Poor Piemonte. Tucked away in the northwest corner of Italy, its gentle slopes have produced grapes for over 2,000 years and extraordinary wines for nearly two centuries. Yet, for many wine drinkers, Chianti is the only Italian wine they will ever know. Pity.

Pio Cesare makes bold wines that can’t be found elsewhere.

The Nebbiolo grapes that dot the Langhe area of Piemonte yield some of the finest wines in the world: Barolo, Barbera, Barbaresco, Dolcetta. And they are found only there.

“In a world with Cabernet, Merlot, Shiraz, Chardonnay — all of which are great varieties, and I love to drink them — we have something unique,” says Pio Boffa. “We produce something that is inimitabile (inimitable).”

Boffa is understandably enthusiastic. He is the head of Pio Cesare wines, the fourth generation of his family to head the 119-year-old concern. Pio Cesare produces some of Italy’s biggest, boldest and best wines. Boffa was in Tokyo recently to celebrate the opening of L’Operetta, the new Italian restaurant of his friend Mauro Radice, and took some time to talk about his extraordinary wines.

Like the Pinot Noirs of Bourgogne, Piemonte wines are made from a single grape. No blending is allowed. The wine bears the name of the specific area it comes from. No wine can claim to be, say, a Barolo unless the grapes are grown in the 1,200 hectares that are specifically defined as Barolo. That means that there will be only 6.5 million to 8 million bottles of Barolo each year, no matter how good the vintage.

And some of the vintages are very good. Barolo is a hearty red, with big shoulders, that goes well with game and other meat. The most famous wine of the region, Barolo is always a treat; Boffa says the ’98 will be spectacular.

Barbaresco is another one of the region’s great wines, but less well known than the Barolo. It is one of “the greatest mistakes in the world” to call Barbaresco the little brother of Barolo, says Boffa. “We prefer to say that Barolo is king and Barbaresco is queen.”

Piemonte also produces the Barbera, a much underrated wine. Altogether, Pio Cesare makes seven different wines, producing 30,000 cases and 350,000 bottles. That is a middle to low quantity compared to other Piemonte wineries. “People believe we are much bigger than we are,” Boffa says with a laugh.

That is probably not an accident. Pio Cesare exports about 70 percent of the wine it produces. (The company has a long history of conquering foreign markets: The company was one of the first in Piemonte to export, and Boffa proudly notes that the passports his relatives had, which were issued by the provincial government, were numbers three and four.)

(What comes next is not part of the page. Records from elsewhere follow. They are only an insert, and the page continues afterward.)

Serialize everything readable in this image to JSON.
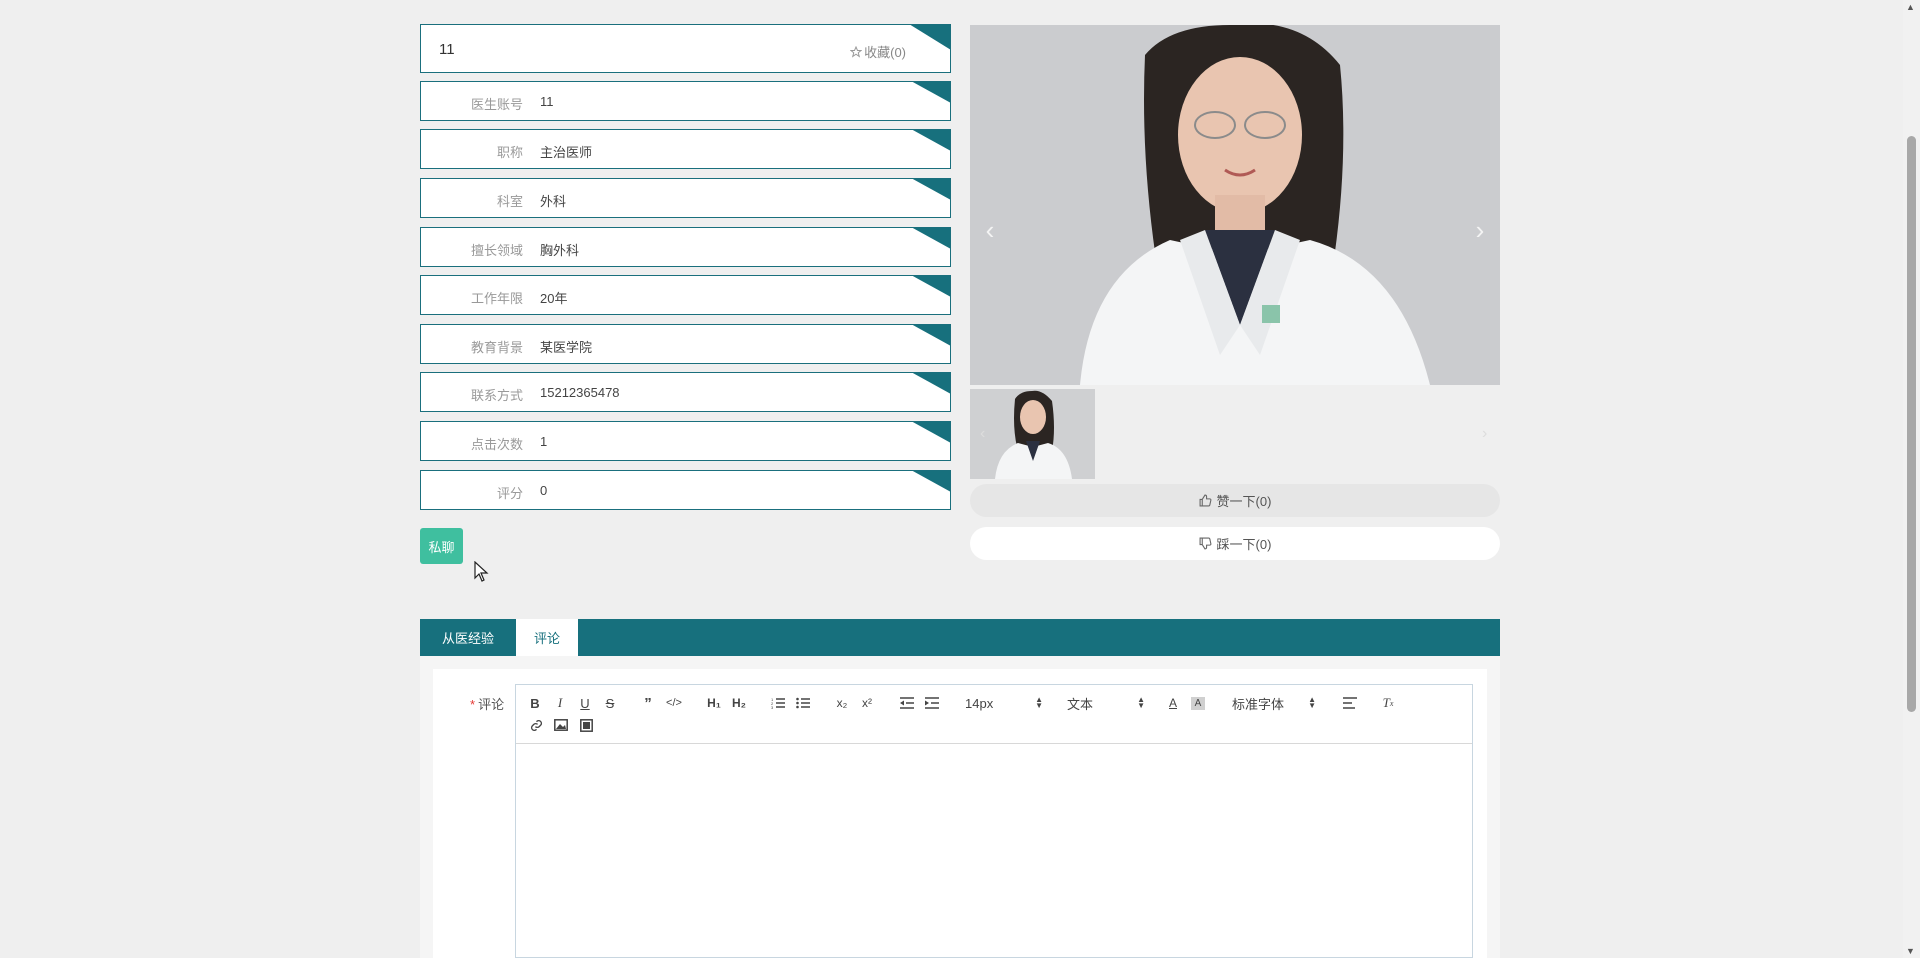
{
  "doctor": {
    "title": "11",
    "favorite_label": "收藏(0)",
    "fields": [
      {
        "label": "医生账号",
        "value": "11"
      },
      {
        "label": "职称",
        "value": "主治医师"
      },
      {
        "label": "科室",
        "value": "外科"
      },
      {
        "label": "擅长领域",
        "value": "胸外科"
      },
      {
        "label": "工作年限",
        "value": "20年"
      },
      {
        "label": "教育背景",
        "value": "某医学院"
      },
      {
        "label": "联系方式",
        "value": "15212365478"
      },
      {
        "label": "点击次数",
        "value": "1"
      },
      {
        "label": "评分",
        "value": "0"
      }
    ]
  },
  "actions": {
    "chat_label": "私聊",
    "like_label": "赞一下(0)",
    "dislike_label": "踩一下(0)"
  },
  "tabs": [
    {
      "label": "从医经验"
    },
    {
      "label": "评论"
    }
  ],
  "comment_form": {
    "required_mark": "*",
    "label": "评论",
    "font_size": "14px",
    "text_type": "文本",
    "font_family": "标准字体"
  },
  "colors": {
    "teal": "#17707d",
    "green_button": "#3fbf9f"
  }
}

Although Pio Cesare is available in every major wine market in the world, Japan is one of the most important destinations. “Japan was the fastest growing market in our history,” says Boffa. But the slowing economy and a huge inventory buildup in 1998 has forced importers to slow down. Patience is now the key, as Boffa waits for the economy to recover.

Eighty percent of the wines that bear the Pio Cesare label come from the company’s own vineyards and estates. They have five in Barolo and two in Barbaresco.

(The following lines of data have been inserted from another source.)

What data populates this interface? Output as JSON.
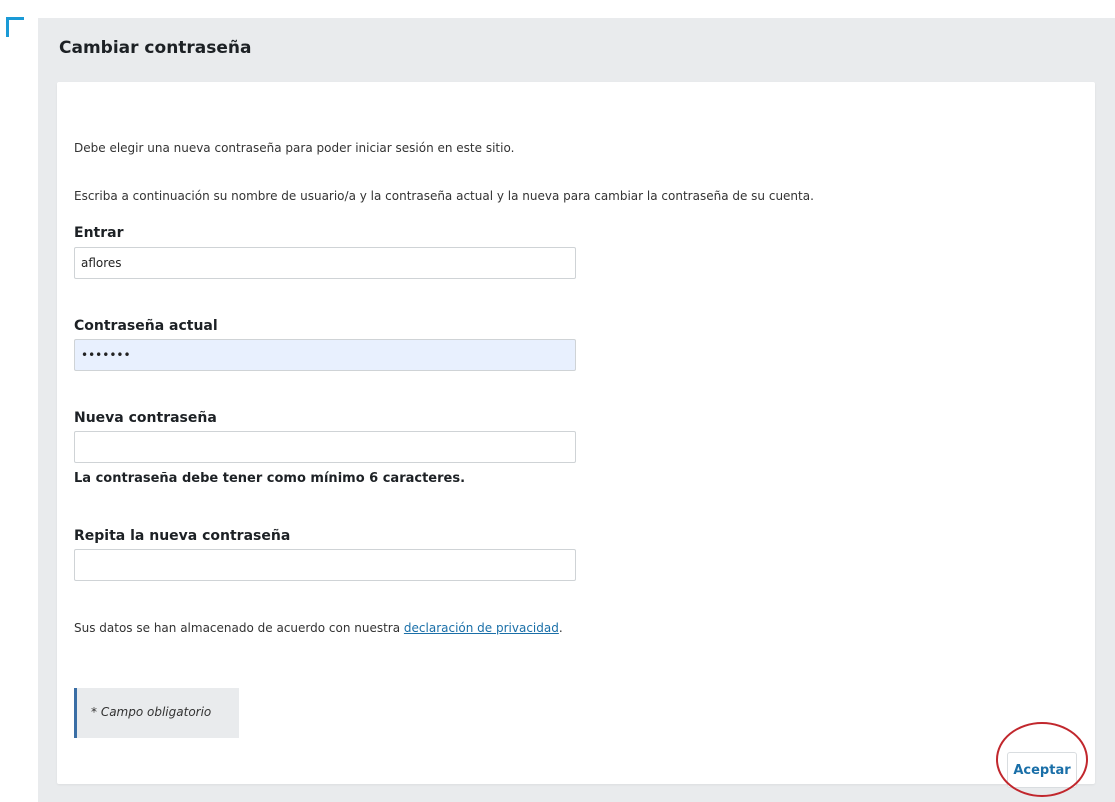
{
  "page": {
    "title": "Cambiar contraseña",
    "intro_line_1": "Debe elegir una nueva contraseña para poder iniciar sesión en este sitio.",
    "intro_line_2": "Escriba a continuación su nombre de usuario/a y la contraseña actual y la nueva para cambiar la contraseña de su cuenta."
  },
  "form": {
    "username": {
      "label": "Entrar",
      "value": "aflores"
    },
    "current_password": {
      "label": "Contraseña actual",
      "value": "•••••••"
    },
    "new_password": {
      "label": "Nueva contraseña",
      "value": "",
      "hint": "La contraseña debe tener como mínimo 6 caracteres."
    },
    "repeat_password": {
      "label": "Repita la nueva contraseña",
      "value": ""
    },
    "privacy": {
      "text": "Sus datos se han almacenado de acuerdo con nuestra ",
      "link_text": "declaración de privacidad",
      "suffix": "."
    },
    "required_note": "* Campo obligatorio",
    "submit_label": "Aceptar"
  },
  "colors": {
    "panel_background": "#e9ebed",
    "link": "#1a6fa8",
    "accent_corner": "#1a9ad6",
    "highlight_circle": "#c1272d",
    "autofill_background": "#e8f0fe"
  }
}
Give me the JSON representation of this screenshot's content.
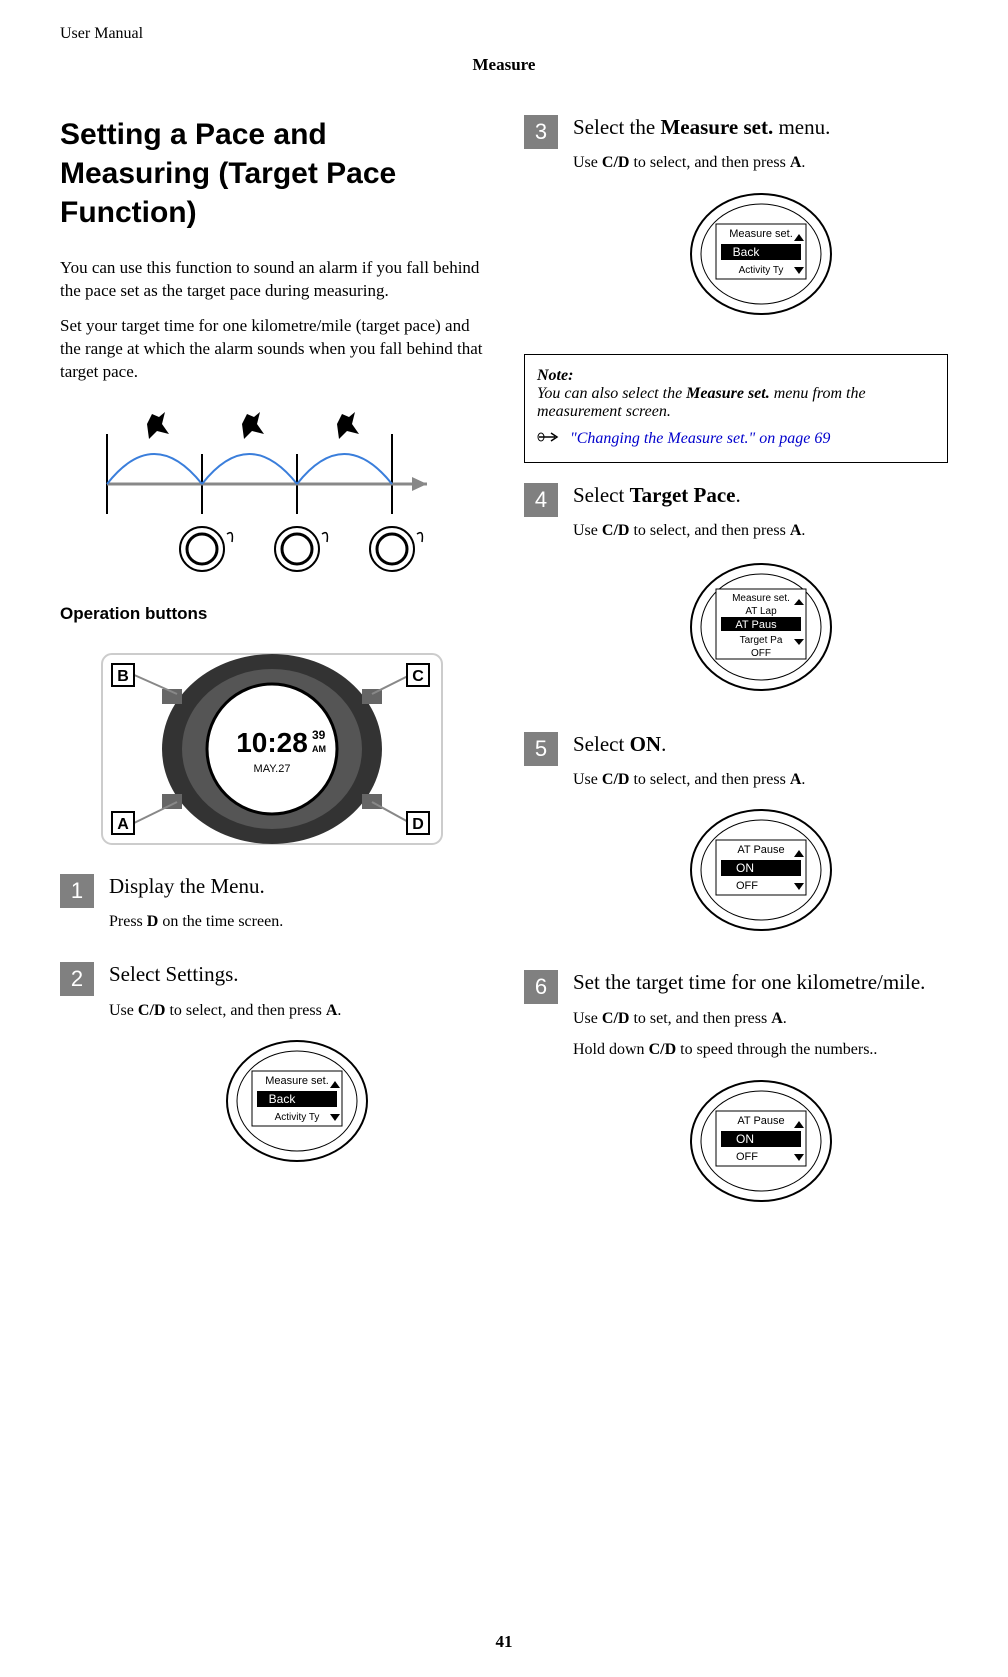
{
  "header": {
    "label": "User Manual",
    "section": "Measure"
  },
  "title": "Setting a Pace and Measuring (Target Pace Function)",
  "intro1": "You can use this function to sound an alarm if you fall behind the pace set as the target pace during measuring.",
  "intro2": "Set your target time for one kilometre/mile (target pace) and the range at which the alarm sounds when you fall behind that target pace.",
  "operation_buttons_label": "Operation buttons",
  "button_labels": {
    "a": "A",
    "b": "B",
    "c": "C",
    "d": "D"
  },
  "steps": {
    "1": {
      "num": "1",
      "title": "Display the Menu.",
      "body_parts": [
        "Press ",
        "D",
        " on the time screen."
      ]
    },
    "2": {
      "num": "2",
      "title": "Select Settings.",
      "body_parts": [
        "Use ",
        "C/D",
        " to select, and then press ",
        "A",
        "."
      ],
      "screen": {
        "title": "Measure set.",
        "highlight": "Back",
        "line2": "Activity Ty"
      }
    },
    "3": {
      "num": "3",
      "title_parts": [
        "Select the ",
        "Measure set.",
        " menu."
      ],
      "body_parts": [
        "Use ",
        "C/D",
        " to select, and then press ",
        "A",
        "."
      ],
      "screen": {
        "title": "Measure set.",
        "highlight": "Back",
        "line2": "Activity Ty"
      }
    },
    "4": {
      "num": "4",
      "title_parts": [
        "Select ",
        "Target Pace",
        "."
      ],
      "body_parts": [
        "Use ",
        "C/D",
        " to select, and then press ",
        "A",
        "."
      ],
      "screen": {
        "title": "Measure set.",
        "line1": "AT Lap",
        "highlight": "AT Paus",
        "line2": "Target Pa",
        "bottom": "OFF"
      }
    },
    "5": {
      "num": "5",
      "title_parts": [
        "Select ",
        "ON",
        "."
      ],
      "body_parts": [
        "Use ",
        "C/D",
        " to select, and then press ",
        "A",
        "."
      ],
      "screen": {
        "title": "AT Pause",
        "highlight": "ON",
        "line2": "OFF"
      }
    },
    "6": {
      "num": "6",
      "title": "Set the target time for one kilometre/mile.",
      "body_parts": [
        "Use ",
        "C/D",
        " to set, and then press ",
        "A",
        "."
      ],
      "body2_parts": [
        "Hold down ",
        "C/D",
        " to speed through the numbers.."
      ],
      "screen": {
        "title": "AT Pause",
        "highlight": "ON",
        "line2": "OFF"
      }
    }
  },
  "note": {
    "title": "Note:",
    "body_parts": [
      "You can also select the ",
      "Measure set.",
      " menu from the measurement screen."
    ],
    "link": "\"Changing the Measure set.\" on page 69"
  },
  "page_number": "41",
  "watch_time": "10:28",
  "watch_sec": "39",
  "watch_ampm": "AM",
  "watch_date": "MAY.27"
}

The remaining 20 percent come from growers who grow grapes for the winery and have done so for over a century. It’s an intimate relationship, Boffa explains. “There are no written contracts. We work closely together. We tell them when to start picking. They deliver grapes to us without knowing the price. They have complete faith in our family.”

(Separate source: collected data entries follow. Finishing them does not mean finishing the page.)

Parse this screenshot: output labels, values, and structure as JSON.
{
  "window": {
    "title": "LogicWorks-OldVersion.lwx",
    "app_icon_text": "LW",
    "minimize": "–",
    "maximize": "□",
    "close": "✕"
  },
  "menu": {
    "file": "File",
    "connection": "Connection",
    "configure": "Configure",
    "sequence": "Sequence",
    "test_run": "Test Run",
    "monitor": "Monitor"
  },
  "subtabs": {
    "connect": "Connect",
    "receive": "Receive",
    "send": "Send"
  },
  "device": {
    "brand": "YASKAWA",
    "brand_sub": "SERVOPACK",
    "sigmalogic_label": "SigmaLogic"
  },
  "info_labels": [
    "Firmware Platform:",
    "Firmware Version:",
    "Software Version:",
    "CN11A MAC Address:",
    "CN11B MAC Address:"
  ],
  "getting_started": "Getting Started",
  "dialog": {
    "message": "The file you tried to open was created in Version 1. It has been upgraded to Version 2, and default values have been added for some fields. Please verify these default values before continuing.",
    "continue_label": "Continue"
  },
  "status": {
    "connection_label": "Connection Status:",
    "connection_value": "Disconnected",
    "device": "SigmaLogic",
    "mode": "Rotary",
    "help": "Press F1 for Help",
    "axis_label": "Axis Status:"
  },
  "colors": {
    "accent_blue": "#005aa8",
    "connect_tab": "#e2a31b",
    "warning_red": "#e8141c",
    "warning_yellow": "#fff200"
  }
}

The family — the one constant in a changing industry — is the foundation of Pio Cesare’s success. Being president of the winery is not just a job; it is a source of real pride to Boffa that he is the fourth generation of his family to head the company.

“We oversee everything because it is our family name on the label. We can’t just put liquid inside inside a bottle; we have to put in a little bit of our way of life.”

Since no blending is allowed, there are limits on what a winemaker can do to the taste. Ultimately he has to trust the land. “The wine is just the expression of the soil,” explains Boffa. “Mother nature is responsible for 51 percent of the taste. The project, aim and style of the winemaker is the other 49 percent.”

Over four generations, it would appear that a successful collaboration has been achieved in the vineyards of Pio Cesare. Fortunately for wine lovers, it won’t be changing its course any time soon.

As Boffa puts it, “We are 119 years old. We cannot be like a flag that follows the wind.”